The issue of arming teachers also came up, and DeVos invalidated Trump’s idea even as she tried to promote it. “That should be an option for states and communities to consider. And I hesitate to think of, like, my first-grade teacher, Mrs. Zorhoff – I couldn’t ever imagine her having a gun and being trained in that way. But for those who are, who are capable, this is one solution that can and should be considered.” When asked about her clunky visit to Marjory Stoneman Douglas High School, the site of a Valentine’s Day gun massacre that killed 17 people, DeVos volunteered that she had asked to lead a task force on improving gun safety in schools – something that is ostensibly within the purview of her job. (I hesitate to even put this in the air, but God help us if the Secretary asks her warmonger brother, Erik Prince of Blackwater infamy, for ideas on how to protect schools.) But since DeVos has no business in the job that she has, it stands to question why any President would trust her to discover a solution that actually works.

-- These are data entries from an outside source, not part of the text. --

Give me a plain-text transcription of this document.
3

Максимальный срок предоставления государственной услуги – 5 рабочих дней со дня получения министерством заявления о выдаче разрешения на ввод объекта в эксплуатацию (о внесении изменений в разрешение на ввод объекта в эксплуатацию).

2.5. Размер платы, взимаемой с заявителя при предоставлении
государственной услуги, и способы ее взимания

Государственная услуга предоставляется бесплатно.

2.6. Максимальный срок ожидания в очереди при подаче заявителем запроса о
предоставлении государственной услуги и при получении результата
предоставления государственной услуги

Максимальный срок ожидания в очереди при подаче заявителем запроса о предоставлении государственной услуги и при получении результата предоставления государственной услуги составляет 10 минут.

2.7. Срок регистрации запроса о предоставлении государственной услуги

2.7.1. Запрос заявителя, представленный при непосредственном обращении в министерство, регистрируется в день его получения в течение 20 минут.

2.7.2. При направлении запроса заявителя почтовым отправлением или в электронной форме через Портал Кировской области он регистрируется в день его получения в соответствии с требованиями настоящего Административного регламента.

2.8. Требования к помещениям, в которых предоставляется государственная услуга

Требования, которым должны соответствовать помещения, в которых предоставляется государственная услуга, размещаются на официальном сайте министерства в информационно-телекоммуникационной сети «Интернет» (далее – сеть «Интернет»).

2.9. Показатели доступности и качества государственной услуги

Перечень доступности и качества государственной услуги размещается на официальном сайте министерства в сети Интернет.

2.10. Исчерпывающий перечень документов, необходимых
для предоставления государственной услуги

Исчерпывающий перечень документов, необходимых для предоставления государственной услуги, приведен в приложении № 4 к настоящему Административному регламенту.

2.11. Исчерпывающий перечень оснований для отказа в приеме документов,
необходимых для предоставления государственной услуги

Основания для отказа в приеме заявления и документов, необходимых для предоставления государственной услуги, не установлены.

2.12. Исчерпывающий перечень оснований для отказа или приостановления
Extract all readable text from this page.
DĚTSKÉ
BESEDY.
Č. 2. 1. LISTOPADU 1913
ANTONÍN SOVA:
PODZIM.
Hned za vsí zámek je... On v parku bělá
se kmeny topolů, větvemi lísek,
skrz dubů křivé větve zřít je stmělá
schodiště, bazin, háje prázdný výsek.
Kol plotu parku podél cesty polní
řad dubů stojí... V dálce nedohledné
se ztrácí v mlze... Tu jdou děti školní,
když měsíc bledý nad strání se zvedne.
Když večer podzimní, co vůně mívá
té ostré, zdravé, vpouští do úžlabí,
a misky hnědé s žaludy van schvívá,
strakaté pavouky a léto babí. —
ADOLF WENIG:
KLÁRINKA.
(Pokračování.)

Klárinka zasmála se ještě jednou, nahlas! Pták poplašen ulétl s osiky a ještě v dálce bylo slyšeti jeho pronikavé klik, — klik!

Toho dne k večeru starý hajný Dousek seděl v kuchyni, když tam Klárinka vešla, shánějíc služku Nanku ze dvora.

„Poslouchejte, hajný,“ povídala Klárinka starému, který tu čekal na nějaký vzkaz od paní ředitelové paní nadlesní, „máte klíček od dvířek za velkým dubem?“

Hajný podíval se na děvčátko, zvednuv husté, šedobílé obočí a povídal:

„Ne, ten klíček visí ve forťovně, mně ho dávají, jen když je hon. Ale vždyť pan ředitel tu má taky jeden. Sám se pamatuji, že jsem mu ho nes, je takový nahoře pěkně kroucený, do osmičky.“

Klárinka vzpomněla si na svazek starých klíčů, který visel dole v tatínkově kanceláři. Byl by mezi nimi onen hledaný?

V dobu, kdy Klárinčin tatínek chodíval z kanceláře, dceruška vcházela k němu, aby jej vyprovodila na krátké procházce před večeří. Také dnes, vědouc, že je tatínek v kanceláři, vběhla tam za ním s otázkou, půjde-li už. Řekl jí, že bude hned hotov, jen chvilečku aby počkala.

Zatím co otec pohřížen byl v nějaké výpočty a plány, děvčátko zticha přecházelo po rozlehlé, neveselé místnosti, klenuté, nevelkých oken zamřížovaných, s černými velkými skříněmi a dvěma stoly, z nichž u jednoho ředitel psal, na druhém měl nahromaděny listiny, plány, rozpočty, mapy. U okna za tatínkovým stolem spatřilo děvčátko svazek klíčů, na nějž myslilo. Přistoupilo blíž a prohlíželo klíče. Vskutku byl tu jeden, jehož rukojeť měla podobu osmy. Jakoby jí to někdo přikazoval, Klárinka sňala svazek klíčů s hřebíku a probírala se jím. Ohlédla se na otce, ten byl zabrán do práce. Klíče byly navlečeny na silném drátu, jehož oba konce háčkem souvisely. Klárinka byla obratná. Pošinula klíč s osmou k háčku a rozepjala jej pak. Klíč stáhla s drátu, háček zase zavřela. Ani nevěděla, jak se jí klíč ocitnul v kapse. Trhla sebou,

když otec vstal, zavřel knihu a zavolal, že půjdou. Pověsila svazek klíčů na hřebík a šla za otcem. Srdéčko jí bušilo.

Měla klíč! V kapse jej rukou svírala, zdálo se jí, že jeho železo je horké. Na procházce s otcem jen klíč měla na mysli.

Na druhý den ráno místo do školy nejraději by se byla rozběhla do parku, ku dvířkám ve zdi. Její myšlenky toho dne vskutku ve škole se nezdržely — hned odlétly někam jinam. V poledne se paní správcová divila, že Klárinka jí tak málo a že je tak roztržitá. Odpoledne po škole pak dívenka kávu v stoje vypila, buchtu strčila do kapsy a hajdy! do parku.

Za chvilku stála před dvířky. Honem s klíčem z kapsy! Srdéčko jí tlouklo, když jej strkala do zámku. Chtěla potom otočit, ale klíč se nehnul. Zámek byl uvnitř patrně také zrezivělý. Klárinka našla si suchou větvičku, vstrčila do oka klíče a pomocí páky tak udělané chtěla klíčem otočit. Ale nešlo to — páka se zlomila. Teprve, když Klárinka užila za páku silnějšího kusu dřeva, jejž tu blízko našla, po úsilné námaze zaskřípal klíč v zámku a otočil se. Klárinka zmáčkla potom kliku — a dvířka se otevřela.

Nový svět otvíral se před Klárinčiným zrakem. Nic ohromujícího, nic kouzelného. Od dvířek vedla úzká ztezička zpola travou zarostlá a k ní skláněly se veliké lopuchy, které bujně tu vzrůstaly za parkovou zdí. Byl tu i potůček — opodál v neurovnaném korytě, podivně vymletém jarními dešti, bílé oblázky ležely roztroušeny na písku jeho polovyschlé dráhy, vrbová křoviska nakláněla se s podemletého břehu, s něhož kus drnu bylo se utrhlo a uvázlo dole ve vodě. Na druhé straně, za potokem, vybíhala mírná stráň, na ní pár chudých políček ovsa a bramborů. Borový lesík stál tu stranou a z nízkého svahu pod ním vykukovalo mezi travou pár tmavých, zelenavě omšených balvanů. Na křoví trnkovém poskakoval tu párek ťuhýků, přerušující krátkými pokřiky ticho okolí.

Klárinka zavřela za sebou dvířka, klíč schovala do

Unless he just didn’t care.
There may be nothing that we can do. There are hints of White House disappointment in DeVos’ performance last Sunday night – but though she is easily Trump’s biggest liability in the Cabinet, there is a risk in alienating a multibillionaire donor like her. There is no momentum to pressure the President to give her the Tillerson treatment. But at the risk of sounding jingoistic, it matters that we have a working government and institutions that work. Even as those institutions so regularly fail people who look like me, it is more important than ever that we work to preserve them. People who truly love this country challenge it to improve, and we see no impetus from Trump and his apologists to do as much. This goes beyond mere ineptitude. By nominating and supporting DeVos and others as dangerously ignorant and opportunistic as he, Trump has proven that he isn’t merely incompetent. We should never forget that he is doing this on purpose.
Editor’s Note: This story has been updated to reflect that Gina Haspel, Trump’s pick to head the CIA, did not oversee waterboarding of Abu Zubaydah, as previously reported by ProPublica.